City Council to weigh paid coronavirus sick days next week
Pittsburgh City Council members will question the Peduto administration Monday evening about proposed COVID-19 paid sick leave for all workers in city limits.
On the agenda so far for the 6 p.m. special fact-finding meeting is Dan Gilman, the mayor’s chief of staff.
No public comment will be taken.
The city won its fight for paid sick leave in July 2019 when the Pennsylvania Supreme Court upheld the local ordinance following four years of litigation brought on by challenges from private employers. Any worker employed within municipal boundaries is now entitled to up to 40 hours of paid sick time, depending on the size of the employer.
The Peduto administration wants to expand those rights to include additional time off for workers who test positive for the coronavirus or those who need to isolate after exposure.
“The prime example I’ve given is somebody who works in an environment [where] another colleague has tested positive, and the Health Department or their employer has said, ‘Jane or John Doe, you can’t work for the next 10 days.
You have to go home and quarantine, and you won’t be paid because you’re not working.’ For those people, that is their lifeline for food on the table,” Mr. Gilman said Wednesday to council’s standing committee.

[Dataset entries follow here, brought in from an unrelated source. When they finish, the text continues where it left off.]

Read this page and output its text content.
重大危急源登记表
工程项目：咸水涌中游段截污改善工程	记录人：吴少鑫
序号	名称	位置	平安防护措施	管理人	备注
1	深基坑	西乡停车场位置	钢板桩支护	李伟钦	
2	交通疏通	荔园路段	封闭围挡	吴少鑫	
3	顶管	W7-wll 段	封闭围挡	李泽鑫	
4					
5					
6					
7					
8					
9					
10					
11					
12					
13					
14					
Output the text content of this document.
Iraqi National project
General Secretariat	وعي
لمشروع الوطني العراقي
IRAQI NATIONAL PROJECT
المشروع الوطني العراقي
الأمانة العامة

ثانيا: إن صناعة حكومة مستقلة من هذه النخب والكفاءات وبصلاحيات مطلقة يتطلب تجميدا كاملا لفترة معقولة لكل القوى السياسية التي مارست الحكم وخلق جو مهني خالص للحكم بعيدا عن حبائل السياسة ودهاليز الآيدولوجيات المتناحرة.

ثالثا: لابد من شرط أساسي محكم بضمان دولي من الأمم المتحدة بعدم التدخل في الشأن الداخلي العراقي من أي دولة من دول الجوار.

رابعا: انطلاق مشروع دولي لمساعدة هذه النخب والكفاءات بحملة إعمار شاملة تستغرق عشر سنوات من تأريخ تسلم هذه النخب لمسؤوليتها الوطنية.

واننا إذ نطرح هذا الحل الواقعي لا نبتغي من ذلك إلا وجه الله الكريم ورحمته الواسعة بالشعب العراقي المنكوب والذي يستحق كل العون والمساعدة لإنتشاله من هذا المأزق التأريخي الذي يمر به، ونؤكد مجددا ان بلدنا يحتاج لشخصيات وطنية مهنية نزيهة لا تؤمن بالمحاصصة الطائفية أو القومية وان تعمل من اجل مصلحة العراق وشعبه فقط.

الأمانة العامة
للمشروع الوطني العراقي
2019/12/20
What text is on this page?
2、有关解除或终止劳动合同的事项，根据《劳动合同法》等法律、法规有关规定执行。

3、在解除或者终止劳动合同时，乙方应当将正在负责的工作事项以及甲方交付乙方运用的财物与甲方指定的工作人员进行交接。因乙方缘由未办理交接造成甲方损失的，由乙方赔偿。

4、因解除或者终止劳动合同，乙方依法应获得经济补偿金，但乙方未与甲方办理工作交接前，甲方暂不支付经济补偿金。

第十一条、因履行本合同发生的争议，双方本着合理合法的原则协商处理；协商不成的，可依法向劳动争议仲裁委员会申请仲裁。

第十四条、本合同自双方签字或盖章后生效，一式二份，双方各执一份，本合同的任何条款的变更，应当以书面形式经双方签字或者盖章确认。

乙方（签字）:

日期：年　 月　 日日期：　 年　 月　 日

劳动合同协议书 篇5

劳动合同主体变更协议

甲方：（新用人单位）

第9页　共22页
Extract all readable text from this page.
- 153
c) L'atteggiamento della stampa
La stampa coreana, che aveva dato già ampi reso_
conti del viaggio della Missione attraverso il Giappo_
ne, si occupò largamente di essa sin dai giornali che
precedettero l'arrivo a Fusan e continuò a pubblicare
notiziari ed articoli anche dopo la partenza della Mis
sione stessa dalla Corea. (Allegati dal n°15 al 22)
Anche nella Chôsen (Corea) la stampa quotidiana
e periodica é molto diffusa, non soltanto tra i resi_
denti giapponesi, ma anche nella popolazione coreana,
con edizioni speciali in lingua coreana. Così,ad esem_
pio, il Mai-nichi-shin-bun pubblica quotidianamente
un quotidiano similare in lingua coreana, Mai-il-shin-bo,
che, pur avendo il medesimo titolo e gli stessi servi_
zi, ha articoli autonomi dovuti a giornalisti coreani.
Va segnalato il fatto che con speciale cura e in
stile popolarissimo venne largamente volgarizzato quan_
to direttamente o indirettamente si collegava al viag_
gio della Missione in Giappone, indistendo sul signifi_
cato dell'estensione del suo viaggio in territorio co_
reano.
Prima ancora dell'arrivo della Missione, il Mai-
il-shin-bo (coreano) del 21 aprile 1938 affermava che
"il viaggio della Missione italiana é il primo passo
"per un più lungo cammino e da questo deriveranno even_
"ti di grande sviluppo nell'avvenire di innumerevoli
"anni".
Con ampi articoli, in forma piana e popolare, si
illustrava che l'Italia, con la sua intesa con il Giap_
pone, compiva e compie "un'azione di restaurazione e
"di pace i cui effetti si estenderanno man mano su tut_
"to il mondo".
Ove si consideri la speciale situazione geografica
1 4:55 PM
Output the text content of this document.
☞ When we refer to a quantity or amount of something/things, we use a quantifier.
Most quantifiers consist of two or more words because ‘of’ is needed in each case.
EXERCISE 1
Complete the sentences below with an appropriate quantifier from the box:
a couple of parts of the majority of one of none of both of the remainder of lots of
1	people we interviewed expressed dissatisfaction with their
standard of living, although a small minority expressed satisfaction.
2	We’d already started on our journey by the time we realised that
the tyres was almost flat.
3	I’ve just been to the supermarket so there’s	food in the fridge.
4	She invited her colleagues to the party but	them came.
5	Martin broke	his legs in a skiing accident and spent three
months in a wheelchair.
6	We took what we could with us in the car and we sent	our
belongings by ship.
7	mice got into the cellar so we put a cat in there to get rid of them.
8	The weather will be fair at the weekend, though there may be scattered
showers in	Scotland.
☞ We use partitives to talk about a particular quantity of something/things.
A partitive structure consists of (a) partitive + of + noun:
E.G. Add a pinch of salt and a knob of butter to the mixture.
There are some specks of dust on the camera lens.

The committee gave an affirmative recommendation to the legislation, with Council President Theresa Kail-Smith and Councilman Anthony Coghill abstaining.
Councilman Corey O’Connor, sponsor of the 2015 Paid Sick Days Act, said he wanted assurance from the administration’s Law Department that amending the ordinance would not open the city for further legal challenges. He estimates the local law protects 40,000 workers.
As of Friday morning, the meeting with the city’s legal team had yet not happened, Mr. O’Connor said.
“Obviously, I support it. ... I just want to make sure this in no way jeopardizes the original bill,” he said Friday.
The meeting will be livestreamed on the city’s YouTube channel.